An beiden Ausdrücken Verständnis und Güte können wir sehen, wie sehr eine religiöse Ethik von Erziehung und Weiterbildung abhängt. Und wir können auch an ihnen ersehen, daß die Idee des Strebens im Grunde genommen ein Lebensprogramm des Menschen ist. Indes sind in der Tat Mißverständnisse beiseite zu schieben. Verständnis heißt nicht bloße Toleranz , die zur Duldung führt, denn damit wäre menschliches Zusammenleben nicht möglich. Verständnis muß zu einer Form der Toleranz entwickelt werden, die zur Anerkennung führt, ohne daß das eigene vernachlässigt oder das andere okkupiert wird. Anerkennung heißt, sich im anderen erkennen und in Folge Lieben zu lernen.

Was den etwas altertümlichen Begriff der Güte angeht, muß ich indes betonen, daß ein gründliches Nachdenken darüber ihn als Grundvoraussetzung für jede Mitmenschlichkeit freilegt. Wie wäre auch das Prinzip des Guten Willens in die Lebendigkeit zu bringen, wenn das menschliche Gemüt nicht zur Güte gebracht würde. Die menschliche Schwäche ist nicht Güte, sondern vielmehr liebevoller Umgang des Menschen mit den Menschen. Dieses Liebevolle gilt es zu fördern und zu schulen.

Nun zum vierten und letzten Satz unseres Gelöbnisses:

"Im Bewußtsein meiner Geistes-, Glaubens- und Gewissensfreiheit bekenne ich mich zur unitarischen Religion."

Hier ist, mit Ausnahme des Bekenntnisses, das große Erbe von Aufklärung und bürgerlicher Kultur in drei Begriffen versammelt und prägnant ausgedrückt. Aber auch dabei gilt, daß der vierte Satz nur aus den vorhergehenden zu verstehen ist, das heißt, das also Freiheit nur im menschlichen Zusammenleben, nur in der Selbsterkenntnis, nur durch die Achtung vor der Würde des Menschen und allem Leben und nur in Ehrfurcht vor Gott möglich und sinnvoll ist. In diesem vierten Satz wird somit die Forderung des einzelnen an die Gemeinschaft ausgedrückt und die höchste Formulierung des Freiheitsbegriffes ins menschliche Bewußtsein hineingehoben, nämlich der Hegelsche Gedanke, das die Freiheit die Einsicht in die Notwendigkeit ist. Dabei ist die Notwendigkeit nicht nur von der Hegelschen Philosophie her zu begreifen, sondern genauso sehr von dem, was Not tut und was der Mensch in der Not wenden kann.

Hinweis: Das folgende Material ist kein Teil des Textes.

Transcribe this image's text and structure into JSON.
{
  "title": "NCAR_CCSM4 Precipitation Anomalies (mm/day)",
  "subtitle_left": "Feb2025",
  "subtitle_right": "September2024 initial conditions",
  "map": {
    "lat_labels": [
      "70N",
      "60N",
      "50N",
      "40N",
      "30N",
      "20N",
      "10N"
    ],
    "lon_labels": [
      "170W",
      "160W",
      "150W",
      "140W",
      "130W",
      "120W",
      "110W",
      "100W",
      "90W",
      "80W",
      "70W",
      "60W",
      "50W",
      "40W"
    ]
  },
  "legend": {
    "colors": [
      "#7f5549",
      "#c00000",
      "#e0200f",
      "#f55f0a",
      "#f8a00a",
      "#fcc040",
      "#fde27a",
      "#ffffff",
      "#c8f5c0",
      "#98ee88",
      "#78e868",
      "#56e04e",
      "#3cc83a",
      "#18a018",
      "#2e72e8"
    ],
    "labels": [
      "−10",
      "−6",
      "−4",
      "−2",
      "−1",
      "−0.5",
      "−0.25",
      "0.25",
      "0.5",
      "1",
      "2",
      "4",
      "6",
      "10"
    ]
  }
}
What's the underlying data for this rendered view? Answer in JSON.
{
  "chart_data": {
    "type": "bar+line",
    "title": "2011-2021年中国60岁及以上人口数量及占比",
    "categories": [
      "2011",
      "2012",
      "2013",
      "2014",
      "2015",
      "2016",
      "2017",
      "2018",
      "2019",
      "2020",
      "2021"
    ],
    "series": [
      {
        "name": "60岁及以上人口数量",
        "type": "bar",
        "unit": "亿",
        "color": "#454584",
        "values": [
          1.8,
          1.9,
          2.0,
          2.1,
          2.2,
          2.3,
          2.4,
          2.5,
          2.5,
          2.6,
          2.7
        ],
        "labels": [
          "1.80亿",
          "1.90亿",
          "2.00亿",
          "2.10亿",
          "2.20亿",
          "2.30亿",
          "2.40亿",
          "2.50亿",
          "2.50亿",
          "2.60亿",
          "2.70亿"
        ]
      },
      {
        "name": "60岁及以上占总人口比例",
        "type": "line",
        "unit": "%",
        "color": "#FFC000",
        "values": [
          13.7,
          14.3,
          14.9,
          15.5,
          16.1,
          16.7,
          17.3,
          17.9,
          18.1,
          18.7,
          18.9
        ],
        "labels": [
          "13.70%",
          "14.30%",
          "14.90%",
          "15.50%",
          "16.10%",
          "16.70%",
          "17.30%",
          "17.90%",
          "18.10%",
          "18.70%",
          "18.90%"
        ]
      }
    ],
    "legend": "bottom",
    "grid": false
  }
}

Wichtig ist zu beachten, daß die drei Formen der Freiheit ihren geschichtlichen Stellen wert als Forderung gegen totalitäre Systeme gehabt haben und weiterhin haben. In einer Gesellschaft wie der unseren , in der Freiheitsbegriff in der Bindungslosigkeit gehalten wird, ist es absolut notwendig, die Inhalte der Freiheit zu betonen, nämlich die Bildung des einzelnen in seinem Glauben, Denken und Gewissen, aber auch die Bildung des einzelnen als Wesen der Gemeinschaft. Denn der Zweck der Freiheit ist es allemal, dem Gemeinwohl zu dienen. Erst darin kommt die Sittlichkeit, die Moralität und die Religiosität des Menschen zur Lebendigkeit. Oder mit anderen Worten gesagt: die Freiheit des Menschen erhält ihren eigentlichen Sinn im menschlichen Zusammenleben, das von der Bemühung um Verständnis und Güte geprägt und von der Ehrfurcht bestimmt ist.